Одно время были организованы дамами особые чаи специально для кадет; эти маленькие праздники устраивались обыкновенно на одной из площадок Сфаята и обставлялись очень тщательно – пекли пирожки, всякие сласти, красиво убирались столы и т. д. Чаепития заканчивались играми. Намерения у дам были самые хорошие, искренние, но организация была довольно сложная, немного стеснявшая обе стороны, и эти чаи сами собою прекратились.
Были попытки и более серьезного сближения с учащимися на почве, например, литературных интересов. Так, преподавателем Ал. З. Им-им был организован литературный кружок, который, как и все подобные кружки, был лишь эпизодом на фоне нашей школьной жизни. Было устроено несколько докладов и чтений собственных произведений членов кружка. На одном я читал о Бальмонте, который большинству представлялся последней ступенью модерна и декадентщины, а на другом – о Григе с музыкальной иллюстрацией. Сам Ал. Зах. обычно читал своего излюбленного Ал. К. Толстого, которого читал действительно хорошо.

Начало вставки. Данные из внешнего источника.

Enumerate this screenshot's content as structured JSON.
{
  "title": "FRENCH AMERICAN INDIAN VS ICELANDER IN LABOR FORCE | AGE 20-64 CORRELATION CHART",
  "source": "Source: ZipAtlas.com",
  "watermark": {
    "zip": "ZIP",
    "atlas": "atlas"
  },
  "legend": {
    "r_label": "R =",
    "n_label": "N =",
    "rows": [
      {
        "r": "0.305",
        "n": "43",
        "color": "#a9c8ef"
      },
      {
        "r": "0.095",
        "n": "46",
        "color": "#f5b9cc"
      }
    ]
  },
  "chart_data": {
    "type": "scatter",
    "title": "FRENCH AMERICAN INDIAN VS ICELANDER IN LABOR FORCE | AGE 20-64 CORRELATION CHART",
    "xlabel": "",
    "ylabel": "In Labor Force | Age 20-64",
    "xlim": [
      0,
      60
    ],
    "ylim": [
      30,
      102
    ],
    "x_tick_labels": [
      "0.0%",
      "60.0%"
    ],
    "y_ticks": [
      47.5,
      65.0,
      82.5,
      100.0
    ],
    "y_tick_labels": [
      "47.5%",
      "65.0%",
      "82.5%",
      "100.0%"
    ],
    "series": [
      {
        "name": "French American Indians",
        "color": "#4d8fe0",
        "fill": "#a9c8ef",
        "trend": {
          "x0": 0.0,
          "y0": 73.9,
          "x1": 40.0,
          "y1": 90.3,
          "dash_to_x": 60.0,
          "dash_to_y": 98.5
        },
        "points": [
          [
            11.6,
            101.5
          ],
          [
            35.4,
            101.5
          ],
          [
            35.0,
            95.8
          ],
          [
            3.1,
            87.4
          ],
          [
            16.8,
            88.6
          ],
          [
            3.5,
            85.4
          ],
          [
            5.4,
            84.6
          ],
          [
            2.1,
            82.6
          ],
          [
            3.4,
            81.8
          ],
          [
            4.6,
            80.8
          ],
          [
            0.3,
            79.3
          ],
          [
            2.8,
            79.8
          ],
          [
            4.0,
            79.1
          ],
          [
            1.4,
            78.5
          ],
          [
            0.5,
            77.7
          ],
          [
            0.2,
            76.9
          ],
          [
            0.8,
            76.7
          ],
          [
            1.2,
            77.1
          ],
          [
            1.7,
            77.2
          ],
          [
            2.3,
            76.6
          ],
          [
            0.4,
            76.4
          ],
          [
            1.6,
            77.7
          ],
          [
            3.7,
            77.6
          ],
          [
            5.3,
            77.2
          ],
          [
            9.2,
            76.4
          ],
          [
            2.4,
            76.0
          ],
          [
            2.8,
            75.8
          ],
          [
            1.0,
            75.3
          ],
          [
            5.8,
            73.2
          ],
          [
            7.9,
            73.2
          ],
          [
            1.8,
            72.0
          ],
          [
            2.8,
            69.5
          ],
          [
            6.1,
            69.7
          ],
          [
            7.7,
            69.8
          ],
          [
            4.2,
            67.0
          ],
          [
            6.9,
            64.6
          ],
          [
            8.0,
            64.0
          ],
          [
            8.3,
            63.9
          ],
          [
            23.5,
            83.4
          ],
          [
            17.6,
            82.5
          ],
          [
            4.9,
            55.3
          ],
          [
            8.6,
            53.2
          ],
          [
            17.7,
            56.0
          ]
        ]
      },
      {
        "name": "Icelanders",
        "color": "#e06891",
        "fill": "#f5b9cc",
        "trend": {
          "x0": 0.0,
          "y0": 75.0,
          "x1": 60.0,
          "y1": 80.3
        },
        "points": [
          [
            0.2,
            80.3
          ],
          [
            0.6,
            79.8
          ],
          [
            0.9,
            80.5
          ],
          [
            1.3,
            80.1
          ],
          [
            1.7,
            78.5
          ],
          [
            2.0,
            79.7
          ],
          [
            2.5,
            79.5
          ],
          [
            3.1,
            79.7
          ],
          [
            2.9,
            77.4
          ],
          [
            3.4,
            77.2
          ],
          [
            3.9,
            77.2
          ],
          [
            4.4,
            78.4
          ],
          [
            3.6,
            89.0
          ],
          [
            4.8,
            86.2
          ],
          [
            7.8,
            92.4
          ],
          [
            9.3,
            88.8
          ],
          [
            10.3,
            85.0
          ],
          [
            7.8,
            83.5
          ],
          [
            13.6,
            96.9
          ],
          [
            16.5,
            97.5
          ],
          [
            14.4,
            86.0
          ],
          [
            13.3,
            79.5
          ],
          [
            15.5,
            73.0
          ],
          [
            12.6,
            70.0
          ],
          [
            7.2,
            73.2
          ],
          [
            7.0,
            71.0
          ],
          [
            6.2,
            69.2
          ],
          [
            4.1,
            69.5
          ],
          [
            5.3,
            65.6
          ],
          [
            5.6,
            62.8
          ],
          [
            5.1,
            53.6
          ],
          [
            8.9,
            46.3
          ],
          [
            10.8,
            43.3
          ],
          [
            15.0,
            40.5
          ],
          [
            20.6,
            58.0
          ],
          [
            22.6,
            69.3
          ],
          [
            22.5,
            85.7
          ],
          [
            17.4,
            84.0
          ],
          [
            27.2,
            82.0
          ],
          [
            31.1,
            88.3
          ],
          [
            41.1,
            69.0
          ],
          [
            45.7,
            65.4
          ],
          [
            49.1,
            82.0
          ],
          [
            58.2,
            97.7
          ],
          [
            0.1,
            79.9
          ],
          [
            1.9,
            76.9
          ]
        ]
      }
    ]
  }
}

Праздники входили очень важной частью в наш африканский быт. На спорт было обращено большое внимание – на выписку снарядов денег не жалели, процветали игры, в том числе футбол на очень плохой, донельзя каменистой площадке…
Среди традиционных развлечений нельзя не вспомнить ряд спектаклей, в которых принимали участие и воспитанники, и наши дамы. Ставился и Чехов, и Ал. Н. Толстой, и пьесы местного происхождения. В «Руфи», написанной В.В. Б-м, мне пришлось принять участие в качестве музыканта. Пьеса была недурно поставлена во рву, среди фундаментальных каменных стен, весьма подходящих к изображению грузных стен древнего библейского города. В последний год с кадетами я поставил «в сукнах» сцены из «Недоросля» и «Стрелочка» с стихотворным вариантом, написанным Ириной К. Последняя пьеска оказалась очень сценичной. Яркие цветы на темном фоне сукна, живописные костюмы девиц и веселая песенка, идущая все время с приплясыванием, имели шумный успех. Незатейливый мотив и веселые слова долгое время назойливо звучали в ушах…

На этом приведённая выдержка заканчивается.